Is your raw dough eggless? Steer clear! Raw dough without eggs can still be harmful due to the possibility of raw flour containing E. coli. The FDA and CDC, along with state and local officials, conducted an investigation into the dangers of eating raw dough. The investigation revealed dozens of people across the country were poisoned by a strain of bacteria called Shiga toxin-producing E. coli O12.
So, when you start jonesing for some raw cookie dough, try the safe alternative of a scoop of cookie dough ice cream to satisfy your craving.

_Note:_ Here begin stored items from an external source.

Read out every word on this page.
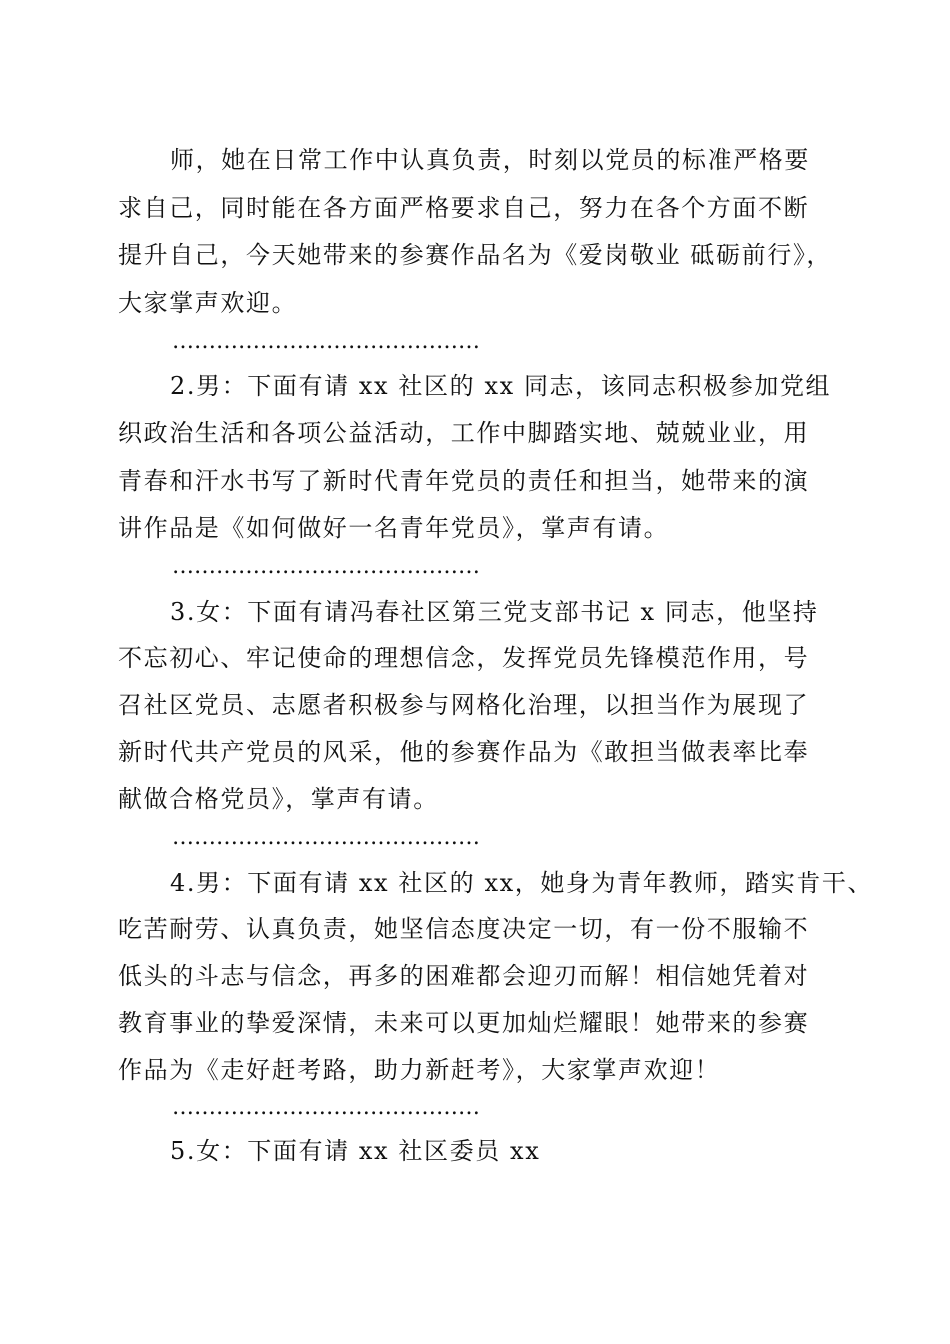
师，她在日常工作中认真负责，时刻以党员的标准严格要
求自己，同时能在各方面严格要求自己，努力在各个方面不断
提升自己，今天她带来的参赛作品名为《爱岗敬业 砥砺前行》，
大家掌声欢迎。
……………………………………
2.男：下面有请 xx 社区的 xx 同志，该同志积极参加党组
织政治生活和各项公益活动，工作中脚踏实地、兢兢业业，用
青春和汗水书写了新时代青年党员的责任和担当，她带来的演
讲作品是《如何做好一名青年党员》，掌声有请。
……………………………………
3.女：下面有请冯春社区第三党支部书记 x 同志，他坚持
不忘初心、牢记使命的理想信念，发挥党员先锋模范作用，号
召社区党员、志愿者积极参与网格化治理，以担当作为展现了
新时代共产党员的风采，他的参赛作品为《敢担当做表率比奉
献做合格党员》，掌声有请。
……………………………………
4.男：下面有请 xx 社区的 xx，她身为青年教师，踏实肯干、
吃苦耐劳、认真负责，她坚信态度决定一切，有一份不服输不
低头的斗志与信念，再多的困难都会迎刃而解！相信她凭着对
教育事业的挚爱深情，未来可以更加灿烂耀眼！她带来的参赛
作品为《走好赶考路，助力新赶考》，大家掌声欢迎！
……………………………………
5.女：下面有请 xx 社区委员 xx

Crab, oysters, shrimp and lobster can be covered in food poisoning-causing bacteria, even before being yanked from the water! Shellfish should always be cooked and never consumed raw. As tasty as raw sushi is, try cooked sushi as an alternative, such as shrimp tempura rolls or veggie rolls — it’s much safer.
6. Deli meat
You know the feeling of excitement you get while standing in the deli line? You peek around the person standing in front of you to eye the seemingly endless options of deli meat, toppings and condiments. You think to yourself, “I’m about to make the greatest sandwich the world has ever witnessed.” However, you may want to think twice. Many deli items, like soft cheese, contain Listeria monocytogenes bacteria. This type of bacteria is also very common in prepared pates, deli salads and sliced deli meats.
7. Leafy greens
Leafy greens can harbor many germs that exist in the soil and water. And because leafy greens are often consumed raw, they become a playground for deadly bacteria, like E. coli, that hide on the surface. Greens are also more likely to be cross-contaminated with bacteria from nearby raw meat during the prep stages of your meal.
If you start experiencing the common symptoms of food poisoning, such as nausea, vomiting, stomach cramps and diarrhea, see a doctor immediately. According to the CDC, younger children, older adults and pregnant women are high-risk groups for developing food poisoning.
Your favorite foods aren’t off limits, just proceed with caution while preparing and storing afterward.